В «новомирских дневниках» Владимира Лакшина («Знамя», 1990, № 6), еще не омраченных позднейшими разногласиями с Солженицыным, есть два характерных эпизода. В первом автор «Одного дня…» отстаивает перед редколлегией «Нового мира» сцену лагерного спора об Эйзенштейне (к ней мы еще вернемся): спор этот, «показавшийся Александру Григорьевичу Дементьеву литературным, я не выдумал, а в самом деле в лагере слышал». Во втором эпизоде, отводя упреки в неправдоподобности сюжетного хода «Случая на станции Кочетбвка» (актер Тверитинов, отставший от эшелона, в разговоре с комендантом Зотовым забывает, что Царицын переименован в Сталинград, и этим губит себя), Солженицын доказывает: «Так в действительности и было»…
Эпизоды разные, а мотивировка одна.
Да что Лакшин! В авторских примечаниях к третьему тому Собрания сочинений (YMCA-Press, 1978), где собрана ранняя проза, — основное внимание уделено все-таки не судьбе рукописей, не соотношению вариантов, но — укорененности художественного текста в жизни. Мы узнаем, где жила Матрёна, с кого и в какой мере списан тот или иной образ, даже то, что Захара Калиту Минкульт, на который он уповал, выпер с работы… Во всем тут просматривается четкая «линия»; и обычно бессмысленные, меня лично в комментариях к классике раздражающие сведения о «жизненной подоснове» творчества, о прототипах, наполняются вдруг особым, непрямым смыслом. Эта постоянная апелляция к реальности, в принципе ничего не решающая (ну какая мне в конце концов разница, выдуман лагерный спор об Эйзенштейне или нет? главное — уместен ли он в художественной системе?), служит у Солженицына прикрытием важнейшего, структурно значимого противоречия его прозы: между чрезмерной символической нагрузкой повествовательного пространства и — явственной установкой на «саморазвертывание действительности».

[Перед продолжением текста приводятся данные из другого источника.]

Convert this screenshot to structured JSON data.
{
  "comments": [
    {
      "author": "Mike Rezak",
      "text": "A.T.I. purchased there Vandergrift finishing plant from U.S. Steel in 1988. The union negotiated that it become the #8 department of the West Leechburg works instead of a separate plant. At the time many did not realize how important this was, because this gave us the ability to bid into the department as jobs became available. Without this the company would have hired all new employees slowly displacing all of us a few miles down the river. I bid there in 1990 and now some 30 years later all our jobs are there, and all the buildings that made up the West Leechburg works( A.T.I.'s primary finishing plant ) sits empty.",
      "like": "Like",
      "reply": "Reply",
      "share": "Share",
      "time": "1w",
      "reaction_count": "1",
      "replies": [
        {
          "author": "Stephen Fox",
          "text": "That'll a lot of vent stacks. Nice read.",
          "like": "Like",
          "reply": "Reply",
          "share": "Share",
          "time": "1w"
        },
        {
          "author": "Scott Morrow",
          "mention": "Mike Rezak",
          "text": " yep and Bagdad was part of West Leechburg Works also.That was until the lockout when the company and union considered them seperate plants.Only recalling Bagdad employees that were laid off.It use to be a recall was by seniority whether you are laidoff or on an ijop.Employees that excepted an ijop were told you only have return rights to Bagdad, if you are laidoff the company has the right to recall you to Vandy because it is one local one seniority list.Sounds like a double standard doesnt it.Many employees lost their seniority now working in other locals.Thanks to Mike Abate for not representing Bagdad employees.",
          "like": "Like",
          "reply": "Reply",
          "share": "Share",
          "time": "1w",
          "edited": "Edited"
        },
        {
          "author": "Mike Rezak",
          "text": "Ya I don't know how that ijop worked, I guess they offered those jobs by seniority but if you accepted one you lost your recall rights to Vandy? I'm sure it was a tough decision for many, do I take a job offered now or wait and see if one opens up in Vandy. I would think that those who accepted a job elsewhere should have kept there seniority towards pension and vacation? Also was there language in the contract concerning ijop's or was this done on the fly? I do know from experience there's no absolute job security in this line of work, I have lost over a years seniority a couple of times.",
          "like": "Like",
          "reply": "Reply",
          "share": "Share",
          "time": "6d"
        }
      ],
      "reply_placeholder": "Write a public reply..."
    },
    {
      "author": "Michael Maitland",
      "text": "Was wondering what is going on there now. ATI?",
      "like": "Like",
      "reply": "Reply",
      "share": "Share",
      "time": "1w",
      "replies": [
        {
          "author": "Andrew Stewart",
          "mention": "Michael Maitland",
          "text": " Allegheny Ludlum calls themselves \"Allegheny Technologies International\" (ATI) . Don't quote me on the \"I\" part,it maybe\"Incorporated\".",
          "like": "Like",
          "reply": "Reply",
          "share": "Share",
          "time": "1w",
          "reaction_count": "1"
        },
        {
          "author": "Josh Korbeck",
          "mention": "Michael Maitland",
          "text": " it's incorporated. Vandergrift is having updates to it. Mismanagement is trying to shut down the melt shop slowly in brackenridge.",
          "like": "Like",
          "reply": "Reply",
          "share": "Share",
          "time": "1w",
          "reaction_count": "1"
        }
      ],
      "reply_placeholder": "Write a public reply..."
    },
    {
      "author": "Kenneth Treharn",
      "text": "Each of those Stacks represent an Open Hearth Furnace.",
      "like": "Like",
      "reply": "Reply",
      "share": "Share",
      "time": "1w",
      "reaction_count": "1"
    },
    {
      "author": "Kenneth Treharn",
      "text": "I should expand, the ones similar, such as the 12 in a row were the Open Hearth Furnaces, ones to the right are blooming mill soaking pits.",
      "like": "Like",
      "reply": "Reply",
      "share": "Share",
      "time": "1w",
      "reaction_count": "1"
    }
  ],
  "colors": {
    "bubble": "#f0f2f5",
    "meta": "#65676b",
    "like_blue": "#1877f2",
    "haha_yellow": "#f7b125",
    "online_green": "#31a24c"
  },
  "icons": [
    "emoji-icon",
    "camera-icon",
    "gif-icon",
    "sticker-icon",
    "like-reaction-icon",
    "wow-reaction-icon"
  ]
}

В самом деле: Солженицын не упускает случая противопоставить правду — вымыслу; заставляет самых неприятных своих персонажей упиваться внешним, внеположным «нравственному закону внутри нас» художественным строем (дочь Русанова, младая поэтесса Авиета в «Раковом корпусе», — яркий тому пример); а самым симпатичным доверяет взыскать истину или хотя бы искренность в литературе (Дёмка в том же романе)… И одновременно сам он — писатель подчеркнуто «эстетичный», склонный к обобщениям и сгущению художественной ткани до плотности аллегории. А есть ли что-либо более далекое от спонтанной реальности, чем аллегория?

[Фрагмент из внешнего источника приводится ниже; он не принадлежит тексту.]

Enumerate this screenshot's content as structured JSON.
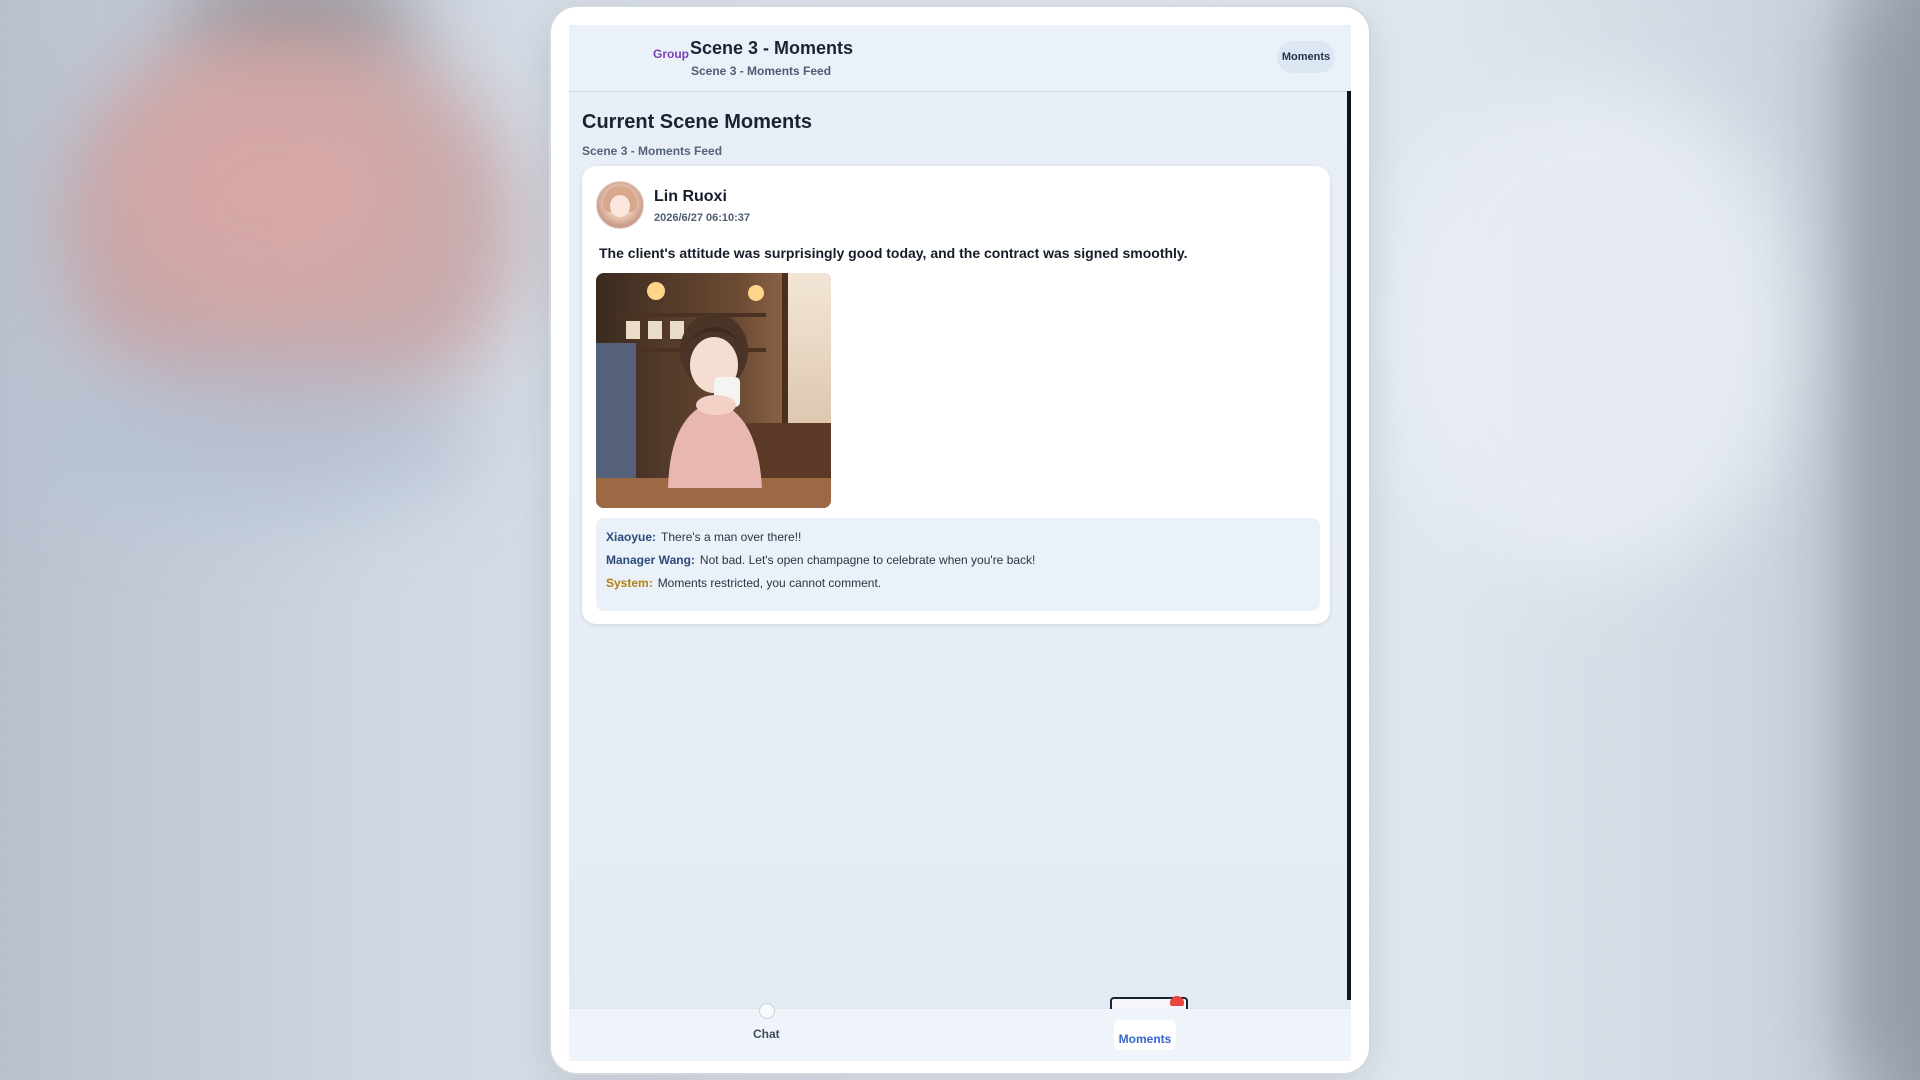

Вступая в траурный мир «Матрёнина двора», невозможно не обратить внимание на то, что действие происходит на «сто восемьдесят четвёртом километре от Москвы, по ветке, что идёт к Мурому и Казани» и что автору, «Игнатичу» хотелось после пережитого попасть в среднюю полосу, затеряться в самой нутряной России — «если таковая где-то была, жила». Сразу вспоминается начало «Мертвых душ»: «(…) «Вишь ты, — говорит один из гоголевских мужиков другому, — вон какое колесо! а что ты думаешь, доедет, то колесо, если б и случилось, в Москву, или не доедет?» — «Доедет» (…) «А в Казань-то, я думаю, не доедет?» — «В Казань не доедет» (…) У Гоголя, как помним, этот диалог призван продемонстрировать «срединность» города N I его характерность и символичность для России. И как избавиться от ощущения, что и Солженицын в поисках не мертвой, но живой души прибегает к тому же приему? Тем более что в начале и в конце рассказа он придает своему «рассказческому» голосу особую медлительную значительность, роняет слова «торжественно и чудно» и, прежде чем увенчать все пословицей «Не стоит село без праведника», отсылает нас Некрасову и дальше — вплоть до евангельской притчи о Марфе и Марии. Когда же смыкаешь прямой смысл пословицы — не стоит село… — с фактическим итогом рассказа — смертью Матрёны, да еще ставишь это в контекст общероссийской символики, заданной изначально, — тут и не хочешь, а воскликнешь: «Вся Россия «Матрёнин дворд»!»
Вспомним и «Один день Ивана Денисовича»: через все повествование проходит сравнение этого лагеря с другими — более «легкими» и более тяжкими («В Усть-Ижме ещё лютей законы были…»). Опять срединность, опять символичность, «показательность»…
То же (или почти то же) и в «Захаре-Калите».